Along with special exhibitions and an acclaimed concert series, the Frick offers a wide range of lectures, symposia, and education programs that foster a deeper appreciation of its permanent collection.

The Frick collection will have its first intervention ever, of which will be held in new York and it will be attended by contemporary artists in its permanent collection galleries next year on the month of May 2019, when the site is installed with specific porcelain works by writer Edmund De Waal.


It is said that when you go to the Frick it is very easy to just go and see the Old Master paintings painted by curator of decorative arts who is an organizer of presentation Charllot Vignon, his work will make you stop and look at the rooms, as well as the big sculptures. This is the first intervention in the US by the UK artist, who wrote the popular 2010 family memoir The Hare with Amber Eyes, although he has done others at institutions such as the Kunsthistorisches Museum in Vienna and Waddesdon Manor in England. The Frick has occasionally shown contemporary art in its temporary exhibition spaces but this is the first time a living artist will present his work in the permanent galleries, which house historic art and furnishings collected by the industrialist Henry Clay Frick.
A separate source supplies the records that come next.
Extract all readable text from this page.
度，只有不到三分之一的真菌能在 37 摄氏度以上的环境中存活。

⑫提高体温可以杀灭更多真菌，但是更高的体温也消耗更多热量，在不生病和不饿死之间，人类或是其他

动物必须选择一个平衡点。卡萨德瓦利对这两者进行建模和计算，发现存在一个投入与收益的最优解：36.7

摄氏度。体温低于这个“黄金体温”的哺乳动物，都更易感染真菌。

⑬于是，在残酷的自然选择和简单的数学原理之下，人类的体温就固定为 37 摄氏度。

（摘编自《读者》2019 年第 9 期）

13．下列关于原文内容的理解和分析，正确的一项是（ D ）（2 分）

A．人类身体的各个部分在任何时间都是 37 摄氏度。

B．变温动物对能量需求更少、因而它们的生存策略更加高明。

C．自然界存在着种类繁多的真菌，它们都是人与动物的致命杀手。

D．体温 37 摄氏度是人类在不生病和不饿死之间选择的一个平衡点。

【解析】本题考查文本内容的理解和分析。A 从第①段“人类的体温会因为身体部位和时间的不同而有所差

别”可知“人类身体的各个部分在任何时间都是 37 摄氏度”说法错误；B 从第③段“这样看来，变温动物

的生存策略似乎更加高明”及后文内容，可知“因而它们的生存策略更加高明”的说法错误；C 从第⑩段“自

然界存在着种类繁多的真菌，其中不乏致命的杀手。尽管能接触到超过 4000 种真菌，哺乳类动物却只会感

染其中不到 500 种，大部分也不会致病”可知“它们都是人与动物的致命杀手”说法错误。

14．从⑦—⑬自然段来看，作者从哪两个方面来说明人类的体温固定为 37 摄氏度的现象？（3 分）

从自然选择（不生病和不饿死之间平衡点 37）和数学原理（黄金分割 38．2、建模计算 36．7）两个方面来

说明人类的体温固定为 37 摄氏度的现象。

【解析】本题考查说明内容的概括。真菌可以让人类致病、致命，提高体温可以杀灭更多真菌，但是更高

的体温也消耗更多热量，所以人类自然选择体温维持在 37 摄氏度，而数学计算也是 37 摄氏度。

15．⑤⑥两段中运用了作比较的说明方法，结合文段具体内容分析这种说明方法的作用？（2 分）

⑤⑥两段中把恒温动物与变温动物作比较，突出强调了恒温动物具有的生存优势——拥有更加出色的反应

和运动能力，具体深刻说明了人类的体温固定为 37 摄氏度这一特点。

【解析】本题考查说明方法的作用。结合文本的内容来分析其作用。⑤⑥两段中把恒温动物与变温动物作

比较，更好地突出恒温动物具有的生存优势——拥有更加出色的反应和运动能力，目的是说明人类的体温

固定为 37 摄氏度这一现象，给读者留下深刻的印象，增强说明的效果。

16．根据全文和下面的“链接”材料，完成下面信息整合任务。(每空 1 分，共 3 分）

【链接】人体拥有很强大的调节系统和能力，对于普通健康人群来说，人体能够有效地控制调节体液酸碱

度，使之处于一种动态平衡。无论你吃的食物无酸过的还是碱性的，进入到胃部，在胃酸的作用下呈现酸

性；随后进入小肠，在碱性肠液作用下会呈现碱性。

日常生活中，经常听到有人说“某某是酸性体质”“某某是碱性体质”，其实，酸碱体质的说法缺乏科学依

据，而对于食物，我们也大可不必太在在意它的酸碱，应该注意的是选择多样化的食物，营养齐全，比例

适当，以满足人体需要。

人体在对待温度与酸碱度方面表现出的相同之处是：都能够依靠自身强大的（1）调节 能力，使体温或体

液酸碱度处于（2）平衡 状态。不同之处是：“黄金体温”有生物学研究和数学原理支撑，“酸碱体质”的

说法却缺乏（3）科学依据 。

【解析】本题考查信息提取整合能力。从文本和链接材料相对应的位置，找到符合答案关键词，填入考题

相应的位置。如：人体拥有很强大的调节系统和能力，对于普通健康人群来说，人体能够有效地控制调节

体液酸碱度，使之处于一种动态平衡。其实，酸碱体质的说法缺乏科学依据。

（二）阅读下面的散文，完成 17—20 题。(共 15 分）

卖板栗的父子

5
De Waal's objects, due to be on view from 30 May to 10 November 2019, “will be very much integrated into the house, and will not shock… It’s not an exhibition of contemporary art”, Vignon says. Instead, the pieces “will help us to reconsider our own collection”. Plans of making the place look more attracting are been done, eight artworks are being made around by De Waal with just one work installed in each room in the exhibition. This Constructions will form an interesting contrast and complement to the museum’s highly decorative interiors and sumptuous Old Master paintings. However, “the media he uses will fit very well within the collection”, Vignon says, since the Frick has strong holdings in ceramics, particularly Chinese, Meissen and Sevres porcelain. The interaction between objects will be “almost like music”, she says, with sculptures in dark colors in the museum’s collection resonating with lighter-colored porcelain."

The project was initially de Waal’s idea, Vignon says, and came out of a long-term relationship with the Frick. He recently worked with Vignon on a volume in the Frick Diptych book series that looks at major works in the collection through paired essays by the curator and the contemporary creative figure.